No, I said to myself, that's not right. And I Googled for confirmation. But instead of confirmation, I got disconfirmation and this:

In Penny Lane there is a barber showing photographs
Of every head he's had the pleasure to know"

I thought it was "pleasure to have known" as well. It isn't

Why bother?

Tracing stuff for OSM is an excuse to get out on the bike, get some relaxing exercise, explore places that I wouldn't otherwise visit, and learn a bit more about the area where I now live, and its history. As I add stuff, I tick it off my list of local things that are missing from the map, because doing this also satisfies my urge to see things completed. I also like to think that I am sharing something which is going to be of value to others. So my reasons aren't entirely selfish.

It's been bugging me that I never finished plotting the Harding cycle route near Amersham that I began to add back in September. Since then I've finished the other two cycle routes that make up the three loops of the Chiltern Heritage Cycle Trail. As they were rendered on OSM, bits of the Harding route were left dangling, which looked wrong.

So yesterday I thought I would try to close the two remaining gaps in the Harding route. One ran northwards from Chesham through Asheridge to St Leonards. The other ran eastwards from Amersham towards Chenies. I'd missed both parts last time because I'd got myself confused with the signage on the ground, and drifted off route. This time, though, I managed to follow both.

It baffles me how I lost the stretch between Amersham and Chenies last time. It's perfectly well signed, and quite straightforward. Presumably I was tired, or distracted at a critical point. This time I misread things at one stage, and dithered a bit, but apart from that it was easy enough to follow the route. It wasn't so easy to cycle a very muddy and slippery bridleway through the woods on a bike designed for the road though.

I can understand better how I lost the stretch from Chesham to St Leonards last time, because the route through Chesham is a bit convoluted. I've now had a few chances to untangle how this works, but until yesterday I never really got it. This time I finally did, but it still meant frequent stops to check the instructions in the leaflet, and a certain amount of back tracking. After Chesham things are much more straightforward. The only challenge was that the road was flooded in a couple of places, so I got the chance to swoosh through a couple of inches of water with my feet off the pedals. Great fun.

Quite a bit of the route that I was following is also Sustrans regional route 30, so I've added that as well. Some of the route 30 signs are very clear, and look quite new, but between Chesham and Amersham they appeared to disappear and then reappear, so I'm not absolutely sure that I've got it right. Looking at the Sustrans map of the area, they seem to leave out bits of the various routes that are properly signed on the ground, and the bits they have plotted don't always match up with what I saw on the ground. Maybe there are a lot of changes going on, or maybe I'm not the only one who is struggling to untangle all the cycle routes in the area.

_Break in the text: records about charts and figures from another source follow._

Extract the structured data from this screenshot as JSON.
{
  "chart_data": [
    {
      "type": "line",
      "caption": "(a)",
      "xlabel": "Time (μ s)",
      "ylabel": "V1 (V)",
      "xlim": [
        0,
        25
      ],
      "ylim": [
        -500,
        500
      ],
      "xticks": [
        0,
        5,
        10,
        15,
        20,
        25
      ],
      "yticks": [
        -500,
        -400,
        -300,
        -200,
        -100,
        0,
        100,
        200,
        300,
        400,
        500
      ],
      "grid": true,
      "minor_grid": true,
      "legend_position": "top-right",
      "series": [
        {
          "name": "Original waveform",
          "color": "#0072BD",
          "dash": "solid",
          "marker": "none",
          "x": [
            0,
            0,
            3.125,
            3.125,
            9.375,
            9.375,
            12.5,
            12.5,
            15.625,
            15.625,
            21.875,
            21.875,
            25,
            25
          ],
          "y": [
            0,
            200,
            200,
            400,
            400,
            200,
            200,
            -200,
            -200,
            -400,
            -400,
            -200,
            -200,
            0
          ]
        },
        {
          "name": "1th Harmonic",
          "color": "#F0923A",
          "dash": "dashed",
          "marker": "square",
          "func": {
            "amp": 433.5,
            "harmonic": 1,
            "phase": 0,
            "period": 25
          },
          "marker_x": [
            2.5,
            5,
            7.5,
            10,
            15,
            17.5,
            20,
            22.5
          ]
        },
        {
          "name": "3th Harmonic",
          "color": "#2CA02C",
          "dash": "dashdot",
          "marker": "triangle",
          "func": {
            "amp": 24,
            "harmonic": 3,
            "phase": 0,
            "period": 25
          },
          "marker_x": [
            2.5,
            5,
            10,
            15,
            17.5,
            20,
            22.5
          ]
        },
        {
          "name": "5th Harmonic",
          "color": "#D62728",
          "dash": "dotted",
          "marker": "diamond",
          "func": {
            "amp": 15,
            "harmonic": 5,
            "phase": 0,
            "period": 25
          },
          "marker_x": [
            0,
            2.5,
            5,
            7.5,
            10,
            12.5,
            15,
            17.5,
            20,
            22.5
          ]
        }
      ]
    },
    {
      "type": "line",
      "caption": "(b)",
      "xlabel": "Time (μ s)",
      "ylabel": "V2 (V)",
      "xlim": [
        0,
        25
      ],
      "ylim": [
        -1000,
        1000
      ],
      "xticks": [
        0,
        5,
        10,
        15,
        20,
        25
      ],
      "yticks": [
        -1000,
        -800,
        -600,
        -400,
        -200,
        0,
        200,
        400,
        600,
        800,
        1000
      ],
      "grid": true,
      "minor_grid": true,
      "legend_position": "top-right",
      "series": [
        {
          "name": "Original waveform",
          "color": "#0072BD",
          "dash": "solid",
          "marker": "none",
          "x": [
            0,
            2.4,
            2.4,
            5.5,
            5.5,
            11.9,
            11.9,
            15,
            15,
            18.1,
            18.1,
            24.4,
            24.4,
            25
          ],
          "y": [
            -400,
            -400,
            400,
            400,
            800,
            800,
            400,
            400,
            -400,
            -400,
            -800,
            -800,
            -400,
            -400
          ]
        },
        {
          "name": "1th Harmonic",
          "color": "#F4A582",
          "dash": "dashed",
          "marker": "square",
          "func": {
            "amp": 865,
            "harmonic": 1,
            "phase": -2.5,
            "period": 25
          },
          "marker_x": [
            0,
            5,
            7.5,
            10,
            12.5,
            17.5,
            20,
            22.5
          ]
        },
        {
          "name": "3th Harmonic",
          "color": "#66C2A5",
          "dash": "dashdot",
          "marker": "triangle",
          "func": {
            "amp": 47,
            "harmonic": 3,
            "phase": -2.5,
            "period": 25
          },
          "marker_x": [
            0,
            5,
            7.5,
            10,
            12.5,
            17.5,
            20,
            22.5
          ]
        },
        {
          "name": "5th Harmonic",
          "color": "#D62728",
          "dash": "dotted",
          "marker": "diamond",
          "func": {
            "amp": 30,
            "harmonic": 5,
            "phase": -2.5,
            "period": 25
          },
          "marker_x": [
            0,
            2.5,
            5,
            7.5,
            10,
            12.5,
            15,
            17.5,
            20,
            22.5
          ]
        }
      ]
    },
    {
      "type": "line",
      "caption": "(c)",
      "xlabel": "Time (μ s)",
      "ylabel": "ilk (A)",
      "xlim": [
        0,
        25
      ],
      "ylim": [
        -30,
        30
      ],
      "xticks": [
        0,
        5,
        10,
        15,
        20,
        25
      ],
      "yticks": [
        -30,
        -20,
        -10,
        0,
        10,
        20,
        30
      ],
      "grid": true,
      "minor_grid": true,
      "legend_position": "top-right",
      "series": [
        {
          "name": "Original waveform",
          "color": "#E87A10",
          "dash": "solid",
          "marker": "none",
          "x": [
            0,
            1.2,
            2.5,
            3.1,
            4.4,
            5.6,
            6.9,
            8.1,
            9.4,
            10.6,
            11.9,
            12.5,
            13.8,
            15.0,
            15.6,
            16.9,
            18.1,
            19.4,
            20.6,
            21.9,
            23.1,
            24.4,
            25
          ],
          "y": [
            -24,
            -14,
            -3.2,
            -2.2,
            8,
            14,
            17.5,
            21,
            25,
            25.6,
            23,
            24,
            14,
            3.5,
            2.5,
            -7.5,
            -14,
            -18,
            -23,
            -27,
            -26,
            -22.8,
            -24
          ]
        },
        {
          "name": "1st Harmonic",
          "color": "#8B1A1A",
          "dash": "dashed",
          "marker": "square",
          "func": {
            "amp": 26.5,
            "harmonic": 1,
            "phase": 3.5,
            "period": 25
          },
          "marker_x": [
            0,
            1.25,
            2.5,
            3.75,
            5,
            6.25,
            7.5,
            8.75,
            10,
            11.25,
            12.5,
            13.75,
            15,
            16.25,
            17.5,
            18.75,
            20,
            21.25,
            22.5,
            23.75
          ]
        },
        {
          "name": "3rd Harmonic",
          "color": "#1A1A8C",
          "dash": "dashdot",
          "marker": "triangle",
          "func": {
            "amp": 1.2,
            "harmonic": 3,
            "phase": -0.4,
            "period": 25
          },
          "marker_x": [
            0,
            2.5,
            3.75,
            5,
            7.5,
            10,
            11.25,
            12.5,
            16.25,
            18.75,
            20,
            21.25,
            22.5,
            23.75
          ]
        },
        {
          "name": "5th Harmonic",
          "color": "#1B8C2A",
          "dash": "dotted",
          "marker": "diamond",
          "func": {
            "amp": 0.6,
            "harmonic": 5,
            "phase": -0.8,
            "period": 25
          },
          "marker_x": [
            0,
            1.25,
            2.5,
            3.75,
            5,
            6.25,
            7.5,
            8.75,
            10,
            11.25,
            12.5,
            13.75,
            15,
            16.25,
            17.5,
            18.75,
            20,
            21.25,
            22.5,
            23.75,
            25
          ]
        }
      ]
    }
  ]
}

I hope that spending a day trying to plot this stuff is going to be useful to somebody, but whether it is or not, I selfishly had the benefit of a good 60 miles riding over fairly hilly landscape. I left the daily grind well behind me, got home tired, had a great night's sleep, and my legs are feeling the effects this morning. The weather wasn't perfect. It was dry to begin with, but drizzle turned to rain on my way home, and I was soaked by the time I got in. But I enjoyed the ride through some decent countryside, with decent views. We'll see how the results are rendered in a few days time, but however they turn out, it was well worth the effort, just for the day out.

Friday, 4 December 2009


There's a nice post here about the proportion of pubs that can be found on Open Street Map. It seems that more than 60% of Britain's 53,466 pubs still need to be added (based on data from OSM and the Guardian).

I have to admit that recently I've not been doing as much as I would like to support this part of the UK economy, but I have noticed a lot of pubs that have recently closed around here.